During these weeks, I kept thinking the time was ripe to write publicly about my reaction to what was happening and then I would contemplate whatever words I had thought I should say and realized that I still was not ready. I suppose some part of me was hopeful, though I have also been from the first resigned to the imminent scattering and shifting and dancing into different constellations of all of our voices as teachers trained in this style that no longer has a referent for its name nor a precise shape.
I confess that I am more concerned about Mitt Romney, Scott Walker, Trayvon Martin, global climate change, the recession, my garden, and my friends and family, than I have been with John Friend, though I miss the delight of getting together to practice en masse and the comfort of being recognized as part of a skilled community of teachers together under the banner of a respected trademark. And how joyous at its heyday our collective explorations on the mat of the exquisite, elegant, and healing universal principles of alignment. I am doing my best to take what I have learned from yoga practice (Anusara and not) and study to inform how I act, speak, and relate to the community in its evolving incarnations and to the how and what I offer my students. To support my practice and the community, I have been continuing to attend workshops with friends and teachers who have inspired me over this decade. It is good to practice in smaller groups closer to home. It is good to see my practice buddies.

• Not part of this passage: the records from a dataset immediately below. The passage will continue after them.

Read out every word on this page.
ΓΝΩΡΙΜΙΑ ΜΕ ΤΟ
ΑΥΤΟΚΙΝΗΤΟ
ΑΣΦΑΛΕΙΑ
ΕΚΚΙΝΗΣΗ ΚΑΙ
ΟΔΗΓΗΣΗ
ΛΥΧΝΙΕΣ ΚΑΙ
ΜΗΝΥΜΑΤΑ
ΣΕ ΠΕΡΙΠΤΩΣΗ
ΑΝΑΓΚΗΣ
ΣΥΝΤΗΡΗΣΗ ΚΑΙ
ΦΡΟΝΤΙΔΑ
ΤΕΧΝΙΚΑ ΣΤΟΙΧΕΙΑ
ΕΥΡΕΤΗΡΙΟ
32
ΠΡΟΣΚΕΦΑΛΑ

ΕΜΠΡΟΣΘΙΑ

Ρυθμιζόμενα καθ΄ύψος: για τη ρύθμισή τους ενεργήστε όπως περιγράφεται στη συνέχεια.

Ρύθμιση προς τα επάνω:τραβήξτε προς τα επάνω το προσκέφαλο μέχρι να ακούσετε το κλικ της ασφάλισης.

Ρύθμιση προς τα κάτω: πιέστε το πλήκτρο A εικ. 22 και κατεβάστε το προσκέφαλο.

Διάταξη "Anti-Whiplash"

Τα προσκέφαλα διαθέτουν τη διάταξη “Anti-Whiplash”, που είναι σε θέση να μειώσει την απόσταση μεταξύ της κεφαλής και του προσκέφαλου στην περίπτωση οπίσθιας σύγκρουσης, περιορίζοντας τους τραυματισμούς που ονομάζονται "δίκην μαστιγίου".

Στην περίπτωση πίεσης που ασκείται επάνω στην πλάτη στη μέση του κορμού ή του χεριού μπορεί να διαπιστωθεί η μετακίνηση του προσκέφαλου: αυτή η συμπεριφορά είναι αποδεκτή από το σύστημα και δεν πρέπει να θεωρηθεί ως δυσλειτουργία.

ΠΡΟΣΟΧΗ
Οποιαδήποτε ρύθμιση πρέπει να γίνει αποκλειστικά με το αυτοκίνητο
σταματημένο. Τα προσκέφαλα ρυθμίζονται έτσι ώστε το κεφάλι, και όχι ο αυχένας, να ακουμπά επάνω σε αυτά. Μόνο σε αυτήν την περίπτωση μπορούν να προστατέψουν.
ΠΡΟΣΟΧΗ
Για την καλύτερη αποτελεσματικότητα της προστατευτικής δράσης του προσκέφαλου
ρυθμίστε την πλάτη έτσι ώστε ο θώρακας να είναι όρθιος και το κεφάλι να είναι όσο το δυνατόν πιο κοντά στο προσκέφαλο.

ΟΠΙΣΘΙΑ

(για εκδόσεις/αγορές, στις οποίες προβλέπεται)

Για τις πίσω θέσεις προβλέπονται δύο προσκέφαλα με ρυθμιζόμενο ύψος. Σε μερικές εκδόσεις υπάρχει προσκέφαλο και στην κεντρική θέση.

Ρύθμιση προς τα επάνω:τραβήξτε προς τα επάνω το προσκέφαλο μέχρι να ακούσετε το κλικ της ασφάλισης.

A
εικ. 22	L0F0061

I never did formally resign (perhaps I was stuck like Arjuna’s sitting paralyzed on the battlefield, perhaps it was something more or less than that), but I am resigned, in the way of a graduate who liked the comfort of the structure of school but who knows she must go out into the world and make her way, that there is no choice left but to move into relationship with this community of fellow students and teachers in a different way.
Perhaps I will have more to say, but I cannot yet say when (though if you’ve been following my blog, you may have noticed how much I was saying in pictures and stories that were on one level about something completely different).
This is my desk at the office. The quote is “The Four Agreements” by Miguel Ruiz. I read “The Four Agreements” at the recommendation of Betsy Downing at the first Anusara yoga retreat I attended, and though it could be seen as so much New Age psychology, I think the agreements themselves are useful guides for considering how to respond when someone pushes my buttons. Betsy will be at Willow Street Yoga June 22-24 and it would be great to see many of you there. In the meantime, on and off the mat, I continue to contemplate these “agreements” along with the “four gates of speech” and how they can positively shape how I relate and speak to others in my world, especially when things get tough.